The Problem of Right & Wrong
Tintin, Snowy and Captain Haddock have gone to Tibet to find an aircraft that is missing. Although Sherpas have failed to find the aircraft, Tintin is convinced that it is somewhere in the mountains. Finding some Sherpas to guide them, they commence their climb into a distant place where an aeroplane is reported to have crashed.
As Snowy climbs up a narrow track behind Tintin and Captain Haddock, he becomes thirsty. A pool of liquid appears miraculously before him and, thinking he is drinking water, he takes a sip, when he hears a voice.
"Wretched animal! What did you drink?" It is then that Snowy sees himself as an angelic dog complete with wings, robe and pious expression. "You unhappy creature! It was whisky - alcohol, dragging an animal down to the level of a man."
The angelic vision is quickly pushed aside by a devil version of Snowy complete with forked tail and an evil expression. "So what?" he says. "Feels good, doesn`t it? Warms the cockles of your heart, eh?"
A broken bottle of whisky dripping out of his rucksack, Snowy continues to follow Captain Haddock, and his tongue licks at the dripping spirit to ensure that not a drop is wasted. Predictably, he later on falls off the path and is rescued by Tintin.

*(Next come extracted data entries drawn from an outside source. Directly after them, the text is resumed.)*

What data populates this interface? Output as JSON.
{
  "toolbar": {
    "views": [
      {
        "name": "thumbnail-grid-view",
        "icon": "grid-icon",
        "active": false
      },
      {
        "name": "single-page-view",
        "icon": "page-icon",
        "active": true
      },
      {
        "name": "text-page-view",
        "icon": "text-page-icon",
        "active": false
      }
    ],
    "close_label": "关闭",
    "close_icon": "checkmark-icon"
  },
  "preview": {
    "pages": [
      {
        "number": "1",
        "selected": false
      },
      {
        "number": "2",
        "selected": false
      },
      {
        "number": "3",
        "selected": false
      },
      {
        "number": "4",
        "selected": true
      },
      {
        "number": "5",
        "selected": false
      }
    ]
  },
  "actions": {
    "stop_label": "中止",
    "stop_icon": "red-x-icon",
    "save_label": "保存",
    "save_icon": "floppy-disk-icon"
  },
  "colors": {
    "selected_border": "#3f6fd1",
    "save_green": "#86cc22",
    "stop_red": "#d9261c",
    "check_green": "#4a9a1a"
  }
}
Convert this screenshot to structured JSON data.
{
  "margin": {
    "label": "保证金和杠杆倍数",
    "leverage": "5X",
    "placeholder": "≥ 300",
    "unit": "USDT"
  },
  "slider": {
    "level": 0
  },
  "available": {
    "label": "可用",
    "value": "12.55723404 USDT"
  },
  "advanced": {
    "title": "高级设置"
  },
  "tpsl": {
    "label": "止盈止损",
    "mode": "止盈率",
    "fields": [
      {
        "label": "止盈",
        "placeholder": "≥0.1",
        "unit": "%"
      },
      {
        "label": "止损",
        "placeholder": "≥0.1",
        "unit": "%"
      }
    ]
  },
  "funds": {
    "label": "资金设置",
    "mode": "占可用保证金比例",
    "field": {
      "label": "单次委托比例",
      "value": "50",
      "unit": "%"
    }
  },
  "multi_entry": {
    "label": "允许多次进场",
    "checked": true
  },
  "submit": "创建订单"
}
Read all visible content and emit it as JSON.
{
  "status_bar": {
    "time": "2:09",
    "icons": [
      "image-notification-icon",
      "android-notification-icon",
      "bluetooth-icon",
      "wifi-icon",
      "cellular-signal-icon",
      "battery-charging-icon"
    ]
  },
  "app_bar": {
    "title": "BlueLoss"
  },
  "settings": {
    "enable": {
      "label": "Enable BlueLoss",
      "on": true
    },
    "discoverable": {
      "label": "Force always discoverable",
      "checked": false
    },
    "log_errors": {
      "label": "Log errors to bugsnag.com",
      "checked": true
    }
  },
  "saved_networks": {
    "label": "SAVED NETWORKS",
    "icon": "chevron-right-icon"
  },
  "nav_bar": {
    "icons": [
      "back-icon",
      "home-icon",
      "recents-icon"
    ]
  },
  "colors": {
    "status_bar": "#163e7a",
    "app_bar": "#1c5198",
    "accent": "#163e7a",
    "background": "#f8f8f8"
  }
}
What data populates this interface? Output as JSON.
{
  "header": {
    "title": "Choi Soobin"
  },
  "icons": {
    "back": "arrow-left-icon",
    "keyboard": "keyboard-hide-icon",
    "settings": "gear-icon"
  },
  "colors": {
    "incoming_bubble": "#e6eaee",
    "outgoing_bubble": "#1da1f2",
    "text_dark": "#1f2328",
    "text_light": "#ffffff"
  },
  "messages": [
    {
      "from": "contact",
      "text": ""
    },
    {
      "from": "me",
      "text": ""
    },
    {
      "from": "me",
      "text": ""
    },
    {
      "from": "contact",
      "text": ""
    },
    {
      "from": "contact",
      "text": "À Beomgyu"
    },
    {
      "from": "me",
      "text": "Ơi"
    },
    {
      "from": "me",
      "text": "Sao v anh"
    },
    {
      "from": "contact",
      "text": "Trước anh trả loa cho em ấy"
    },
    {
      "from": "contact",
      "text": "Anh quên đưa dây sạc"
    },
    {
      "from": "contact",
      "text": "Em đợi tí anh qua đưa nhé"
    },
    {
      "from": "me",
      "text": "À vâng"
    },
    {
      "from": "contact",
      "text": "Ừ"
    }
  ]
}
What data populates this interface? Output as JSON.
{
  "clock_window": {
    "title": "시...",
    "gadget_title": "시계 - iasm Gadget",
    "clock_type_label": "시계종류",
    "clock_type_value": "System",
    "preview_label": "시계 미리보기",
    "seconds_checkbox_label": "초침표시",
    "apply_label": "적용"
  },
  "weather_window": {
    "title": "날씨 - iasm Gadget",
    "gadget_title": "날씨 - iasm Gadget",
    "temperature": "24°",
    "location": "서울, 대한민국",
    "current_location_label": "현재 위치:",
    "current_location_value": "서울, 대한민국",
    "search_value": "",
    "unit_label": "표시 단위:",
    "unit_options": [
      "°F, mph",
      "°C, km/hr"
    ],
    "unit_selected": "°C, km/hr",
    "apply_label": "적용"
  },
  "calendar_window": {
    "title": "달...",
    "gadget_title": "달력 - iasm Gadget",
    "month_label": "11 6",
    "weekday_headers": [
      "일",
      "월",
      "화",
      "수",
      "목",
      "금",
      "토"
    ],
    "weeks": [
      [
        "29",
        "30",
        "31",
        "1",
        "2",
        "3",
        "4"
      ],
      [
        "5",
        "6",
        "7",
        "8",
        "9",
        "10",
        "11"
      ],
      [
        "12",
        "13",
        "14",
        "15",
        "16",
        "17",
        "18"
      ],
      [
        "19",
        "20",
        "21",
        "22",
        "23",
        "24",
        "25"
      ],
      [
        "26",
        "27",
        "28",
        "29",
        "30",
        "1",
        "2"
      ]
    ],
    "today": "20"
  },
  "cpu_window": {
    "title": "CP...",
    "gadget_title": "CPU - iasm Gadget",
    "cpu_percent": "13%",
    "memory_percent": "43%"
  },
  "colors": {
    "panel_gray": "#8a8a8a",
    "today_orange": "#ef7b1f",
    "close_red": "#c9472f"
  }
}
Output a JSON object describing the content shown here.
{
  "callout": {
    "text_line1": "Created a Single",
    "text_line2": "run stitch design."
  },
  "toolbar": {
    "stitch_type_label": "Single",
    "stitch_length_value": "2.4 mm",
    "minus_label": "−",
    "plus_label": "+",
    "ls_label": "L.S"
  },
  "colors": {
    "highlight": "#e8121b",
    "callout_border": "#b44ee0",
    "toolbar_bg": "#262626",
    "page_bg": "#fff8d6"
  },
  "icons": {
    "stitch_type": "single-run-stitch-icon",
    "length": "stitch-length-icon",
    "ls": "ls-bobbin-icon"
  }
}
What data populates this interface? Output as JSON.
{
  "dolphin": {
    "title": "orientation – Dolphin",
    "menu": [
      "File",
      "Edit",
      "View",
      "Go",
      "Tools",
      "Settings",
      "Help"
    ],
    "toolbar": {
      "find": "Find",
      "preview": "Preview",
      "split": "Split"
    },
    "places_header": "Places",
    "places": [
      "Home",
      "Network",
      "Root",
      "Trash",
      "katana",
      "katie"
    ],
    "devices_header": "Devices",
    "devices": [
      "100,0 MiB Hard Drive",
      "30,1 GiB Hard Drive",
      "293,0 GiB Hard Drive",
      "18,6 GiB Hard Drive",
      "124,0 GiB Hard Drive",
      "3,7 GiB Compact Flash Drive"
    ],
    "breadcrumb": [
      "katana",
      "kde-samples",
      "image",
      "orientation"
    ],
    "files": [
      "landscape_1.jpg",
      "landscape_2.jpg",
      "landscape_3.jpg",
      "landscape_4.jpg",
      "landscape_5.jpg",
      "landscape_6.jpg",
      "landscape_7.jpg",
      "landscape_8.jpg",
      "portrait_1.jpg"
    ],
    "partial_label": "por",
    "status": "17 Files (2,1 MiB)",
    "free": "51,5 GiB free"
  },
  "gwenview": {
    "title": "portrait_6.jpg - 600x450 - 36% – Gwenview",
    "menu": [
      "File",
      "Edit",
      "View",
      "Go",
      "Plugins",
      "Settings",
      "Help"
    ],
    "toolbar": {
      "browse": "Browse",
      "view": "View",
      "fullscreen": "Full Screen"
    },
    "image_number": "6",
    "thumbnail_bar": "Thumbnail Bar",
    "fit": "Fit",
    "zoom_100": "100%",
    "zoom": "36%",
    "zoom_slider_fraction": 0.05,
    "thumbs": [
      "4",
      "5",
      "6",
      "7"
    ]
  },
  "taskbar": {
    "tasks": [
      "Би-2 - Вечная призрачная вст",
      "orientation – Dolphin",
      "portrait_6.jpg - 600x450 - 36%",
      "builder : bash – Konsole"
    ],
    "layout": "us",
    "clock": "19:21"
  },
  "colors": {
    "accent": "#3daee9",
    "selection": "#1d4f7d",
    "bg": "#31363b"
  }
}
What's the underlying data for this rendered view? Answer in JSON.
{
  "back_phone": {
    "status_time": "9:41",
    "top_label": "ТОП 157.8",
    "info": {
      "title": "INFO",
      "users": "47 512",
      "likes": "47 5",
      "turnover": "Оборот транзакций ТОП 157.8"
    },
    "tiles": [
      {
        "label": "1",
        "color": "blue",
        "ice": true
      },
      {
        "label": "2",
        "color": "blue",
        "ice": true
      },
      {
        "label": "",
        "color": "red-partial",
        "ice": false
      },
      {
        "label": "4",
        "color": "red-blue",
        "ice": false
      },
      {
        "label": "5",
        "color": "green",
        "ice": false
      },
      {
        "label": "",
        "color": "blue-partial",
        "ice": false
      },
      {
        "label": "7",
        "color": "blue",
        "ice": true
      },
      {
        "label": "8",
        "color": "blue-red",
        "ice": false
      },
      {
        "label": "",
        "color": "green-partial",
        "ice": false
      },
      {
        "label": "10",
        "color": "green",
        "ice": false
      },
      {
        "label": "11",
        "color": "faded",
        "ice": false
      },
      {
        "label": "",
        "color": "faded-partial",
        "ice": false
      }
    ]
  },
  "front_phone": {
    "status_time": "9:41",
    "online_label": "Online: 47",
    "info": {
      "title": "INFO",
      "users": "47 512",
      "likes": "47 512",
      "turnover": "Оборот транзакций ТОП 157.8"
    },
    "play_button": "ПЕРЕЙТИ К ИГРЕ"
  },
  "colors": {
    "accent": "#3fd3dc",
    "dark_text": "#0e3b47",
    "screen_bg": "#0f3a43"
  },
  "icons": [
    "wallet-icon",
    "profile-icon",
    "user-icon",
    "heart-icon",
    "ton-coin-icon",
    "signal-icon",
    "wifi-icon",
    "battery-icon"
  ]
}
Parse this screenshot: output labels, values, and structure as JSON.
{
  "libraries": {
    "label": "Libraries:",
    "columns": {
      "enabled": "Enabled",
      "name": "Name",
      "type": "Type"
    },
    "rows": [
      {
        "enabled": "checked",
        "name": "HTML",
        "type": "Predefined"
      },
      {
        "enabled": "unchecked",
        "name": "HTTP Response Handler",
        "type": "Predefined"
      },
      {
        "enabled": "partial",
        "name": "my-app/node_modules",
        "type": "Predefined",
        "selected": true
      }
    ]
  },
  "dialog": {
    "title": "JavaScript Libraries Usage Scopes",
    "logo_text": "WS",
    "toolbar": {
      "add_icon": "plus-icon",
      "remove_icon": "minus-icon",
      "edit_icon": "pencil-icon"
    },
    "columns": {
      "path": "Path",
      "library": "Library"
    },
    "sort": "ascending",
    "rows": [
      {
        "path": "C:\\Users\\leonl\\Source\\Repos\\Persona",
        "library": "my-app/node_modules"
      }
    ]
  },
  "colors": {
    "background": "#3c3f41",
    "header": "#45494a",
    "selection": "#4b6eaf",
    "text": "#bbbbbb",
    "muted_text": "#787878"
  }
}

These vivid images of good and bad angels reflect my experiences as a five year old boy being taught by nuns in the kindergarten section of the Northampton Convent for Girls, where some very kind nuns imbued me with a very clear concept of the difference between right and wrong.
These images of good and evil pervade our society. The Judaio-Christian-Islamic ethic has a clear notion of right and wrong. God is infinitely good; Lucifer infinitely evil. From the stories of the Bible through Dante and Milton to the horror films of the present day there exists a black and white world in which good and bad angels struggle for the souls of humankind, and it is difficult for many Westerners to rid themselves of this black and white landscape.
I soon discovered that I was not a good angel. The good angels at school were those who worked hard and never seemed to get into trouble. In all of this there was an element of too good to be true.
At that early age I found it just as difficult to see myself as a bad angel. What was the point of behaving very badly and getting a black soul so as I would go to hell? At that age the temptations of addictive behaviour were totally foreign to me and badness usually arose because I had broken some rule or other, often a rule of which I was previously unaware.
Given this choice of either good or evil there is a natural tendency to want to find a middle way between the advice of the two angels as experienced by Snowy. All too often for myself this has taken the form of vacillating between the conflicting advice given on either side. I know both what indulgence involves and what is involved in a wise course of action. My interpretation of the middle way has often been a feeling that I have been offered this angel`s advice long enough so now it is time to follow the advice of the other one. The process in the mind that causes these wild changes of direction is familiar to us all. At the one extreme there is a feeling that I am a really good person and totally in control, which means there is no real harm in sometimes indulging in a wrongful deed. At the other extreme there is a feeling that my body is entitled to some înaughty╣ indulgence because it has worked very hard and is entitled to a reward for being so good for so long.
And so the pendulum swings from self-loving to self-loathing. Both extremes seem to be self-correcting in that the realisation that I am good can cause me to act badly and vice versa. Moods of despair lead to contrition, apology and the intention to improve.
Does the answer lie in the picture of Snowy and his two angels? White and good or red and fierce, both of them are Snowy. If the good angel wins Snowy thinks he is a good dog; if the bad angel wins, he thinks he is a bad dog. So it is with me: when I do a good deed, I think I am good; whereas waking up from a hangover convinces me I am worthless.
If only I could accept myself as a complete entity embracing all the opposites, as the lump of form, sensation, thought, activity and consciousness that is me, then the middle way could be something more than an arbitrary consensus between good and evil and a genuine expression of what I truly am.